A century ago, sleep was considered a state of nothingness—even a primitive habit that we could learn to overcome. Then, an immigrant scientist and his assistant spent a month in the depths of a Kentucky cave, making nationwide headlines and thrusting sleep science to the forefront of our consciousness.
In the 1920s, Nathaniel Kleitman founded the world’s first dedicated sleep lab at the University of Chicago, where he subjected research participants (including himself) to a dizzying array of tests and tortures. But the tipping point came in 1938, when his cave experiment awakened the general public to the unknown—and vital—world of sleep. Kleitman went on to mentor the talented but troubled Eugene Aserinsky, whose discovery of REM sleep revealed the astonishing activity of the dreaming brain, and William Dement, a jazz-bass playing revolutionary who became known as the father of sleep medicine. Dement, in turn, mentored the brilliant maverick Mary Carskadon, who uncovered an epidemic of sleep deprivation among teenagers, and launched a global movement to fight it.
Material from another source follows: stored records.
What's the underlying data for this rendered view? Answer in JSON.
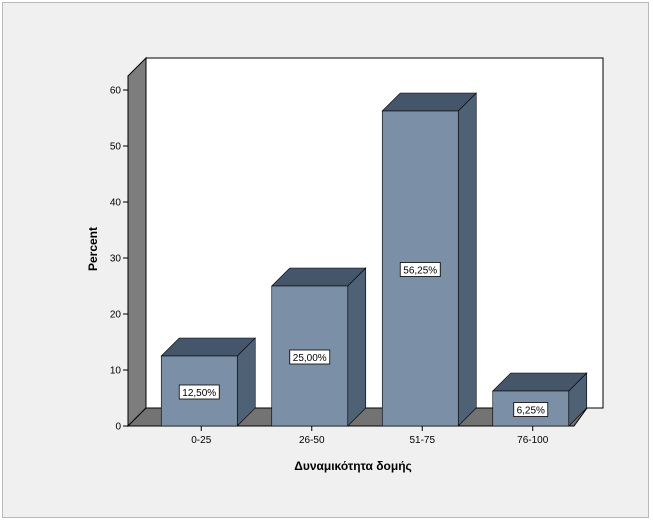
{
  "chart_data": {
    "type": "bar",
    "categories": [
      "0-25",
      "26-50",
      "51-75",
      "76-100"
    ],
    "values": [
      12.5,
      25.0,
      56.25,
      6.25
    ],
    "data_labels": [
      "12,50%",
      "25,00%",
      "56,25%",
      "6,25%"
    ],
    "xlabel": "Δυναμικότητα δομής",
    "ylabel": "Percent",
    "ylim": [
      0,
      60
    ],
    "yticks": [
      0,
      10,
      20,
      30,
      40,
      50,
      60
    ],
    "grid": false,
    "style": "3d",
    "colors": {
      "bar_front": "#7b8fa6",
      "bar_top": "#45566a",
      "bar_side": "#4f6175",
      "floor": "#737373",
      "wall": "#ffffff",
      "background": "#f0f0f0"
    }
  }
}
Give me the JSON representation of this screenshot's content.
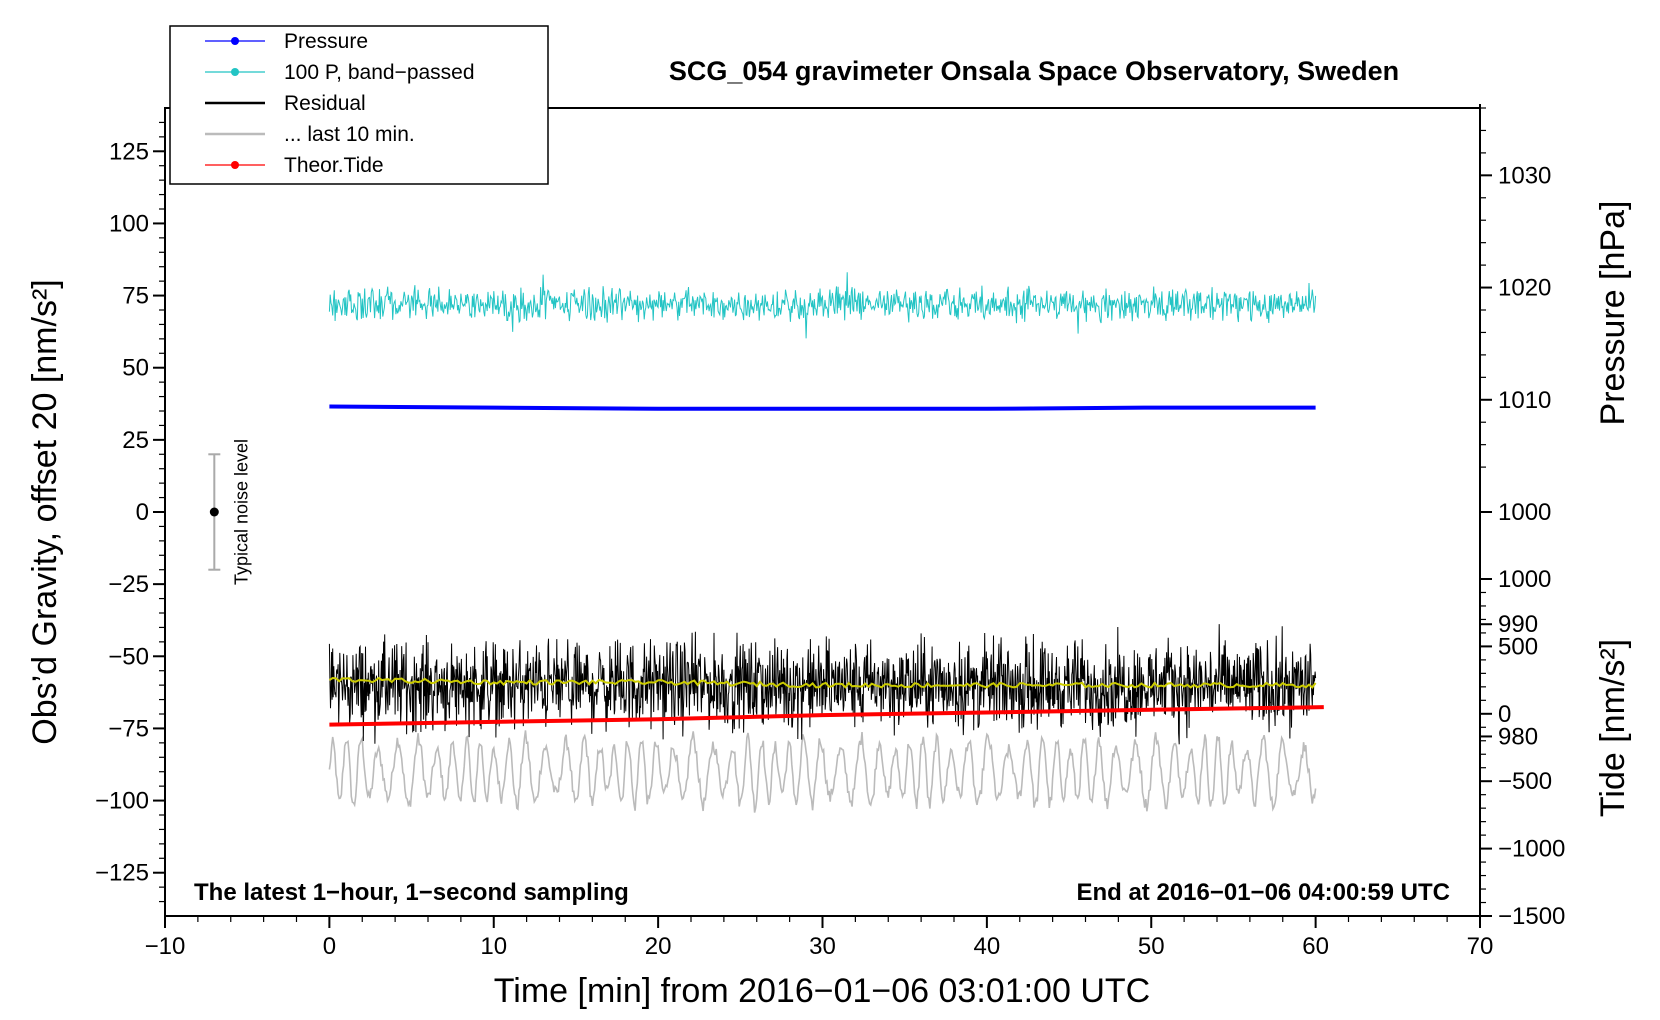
{
  "chart_data": {
    "type": "line",
    "title": "SCG_054 gravimeter Onsala Space Observatory, Sweden",
    "xlabel": "Time [min] from 2016−01−06 03:01:00 UTC",
    "ylabel_left": "Obs’d Gravity, offset 20 [nm/s²]",
    "ylabel_right_pressure": "Pressure [hPa]",
    "ylabel_right_tide": "Tide [nm/s²]",
    "xlim": [
      -10,
      70
    ],
    "ylim_left": [
      -140,
      140
    ],
    "ylim_pressure": [
      964,
      1036
    ],
    "ylim_tide": [
      -1500,
      1000
    ],
    "x_ticks": [
      -10,
      0,
      10,
      20,
      30,
      40,
      50,
      60,
      70
    ],
    "x_tick_labels": [
      "−10",
      "0",
      "10",
      "20",
      "30",
      "40",
      "50",
      "60",
      "70"
    ],
    "y_left_ticks": [
      125,
      100,
      75,
      50,
      25,
      0,
      -25,
      -50,
      -75,
      -100,
      -125
    ],
    "y_left_tick_labels": [
      "125",
      "100",
      "75",
      "50",
      "25",
      "0",
      "−25",
      "−50",
      "−75",
      "−100",
      "−125"
    ],
    "y_pressure_ticks": [
      1030,
      1020,
      1010,
      1000,
      990,
      980
    ],
    "y_pressure_tick_labels": [
      "1030",
      "1020",
      "1010",
      "1000",
      "990",
      "980"
    ],
    "y_tide_ticks": [
      1000,
      500,
      0,
      -500,
      -1000,
      -1500
    ],
    "y_tide_tick_labels": [
      "1000",
      "500",
      "0",
      "−500",
      "−1000",
      "−1500"
    ],
    "legend": [
      {
        "label": "Pressure",
        "color": "#0000ff",
        "marker": true
      },
      {
        "label": "100 P, band−passed",
        "color": "#22c4c4",
        "marker": true
      },
      {
        "label": "Residual",
        "color": "#000000",
        "marker": false
      },
      {
        "label": "... last 10 min.",
        "color": "#bbbbbb",
        "marker": false
      },
      {
        "label": "Theor.Tide",
        "color": "#ff0000",
        "marker": true
      }
    ],
    "series": [
      {
        "name": "Pressure",
        "axis": "pressure",
        "x": [
          0,
          10,
          20,
          30,
          40,
          50,
          60
        ],
        "values": [
          1009.4,
          1009.3,
          1009.2,
          1009.2,
          1009.2,
          1009.3,
          1009.3
        ]
      },
      {
        "name": "100 P, band−passed",
        "axis": "left",
        "x_range": [
          0,
          60
        ],
        "center": 72,
        "amplitude": 7
      },
      {
        "name": "Residual",
        "axis": "left",
        "x_range": [
          0,
          60
        ],
        "center": -60,
        "amplitude": 16
      },
      {
        "name": "Residual smoothed",
        "axis": "left",
        "color": "#cccc00",
        "x": [
          0,
          10,
          20,
          30,
          40,
          50,
          60
        ],
        "values": [
          -58,
          -59,
          -59,
          -60,
          -60,
          -60,
          -60
        ]
      },
      {
        "name": "... last 10 min.",
        "axis": "left",
        "x_range": [
          0,
          60
        ],
        "center": -90,
        "amplitude": 12
      },
      {
        "name": "Theor.Tide",
        "axis": "tide",
        "x": [
          0,
          10,
          20,
          30,
          40,
          50,
          60.5
        ],
        "values": [
          -80,
          -60,
          -40,
          -10,
          10,
          30,
          50
        ]
      }
    ],
    "noise_level": {
      "label": "Typical noise level",
      "x": -7,
      "center": 0,
      "range": [
        -20,
        20
      ]
    },
    "note_left": "The latest 1−hour, 1−second sampling",
    "note_right": "End at 2016−01−06 04:00:59 UTC"
  }
}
Award-winning journalist Kenneth Miller weaves together science and history to tell the story of four outsider scientists who took sleep science from fringe discipline to mainstream obsession through spectacular experiments, technological innovation, and single-minded commitment. Readers will walk away with a comprehensive understanding of sleep and why it affects so much of our lives.
"A propulsive, utterly engrossing history... None of it is simple and all of it is captivating."—The New York Times
"Mapping the Darkness offers two narratives at once: a sweeping journey of discovery about dreams, sleep and the terra incognita of unconsciousness; and a wake-up call about the dangers of chronic exhaustion. It’s time, Mr. Miller tells us, to take our sleep back."—The Wall Street Journal
PUBLISHERS WEEKLY
Journalist Miller's eye-opening debut explores the lives and work of four researchers who pioneered the scientific understanding of sleep. He begins with Nathaniel Kleitman, the "patriarch" of sleep science, who fled Russian pogroms and landed in the U.S. in 1916 at age 20. He received a physiology PhD from the University of Chicago and afterward taught and conducted landmark studies there, including one in which he and five other people stayed awake for as long as 115 hours while their memory and concentration were tested, finding that "the sleep drive" fluctuated depending on what activities they were doing. The development of new technology for measuring brain activity helped Kleitman's mentee Eugene Aserinsky discover that the "slumbering brain is as active as its waking counterpart." William Dement, another Kleitman protégé, built on Aserinsky's studies, discovering that the length of dreams match the duration of REM sleep and that sleep follows "distinct cycles of neural activity." The biographical background humanizes the scientific history, and Miller excels at drawing out the real-world implications of the research, as when he discusses how Mary Carskadon's discovery in the 1980s that teenagers need more sleep than younger kids led high schools across the U.S. to delay their start times. Readers will have no problem staying alert through this fascinating scientific history. Photos.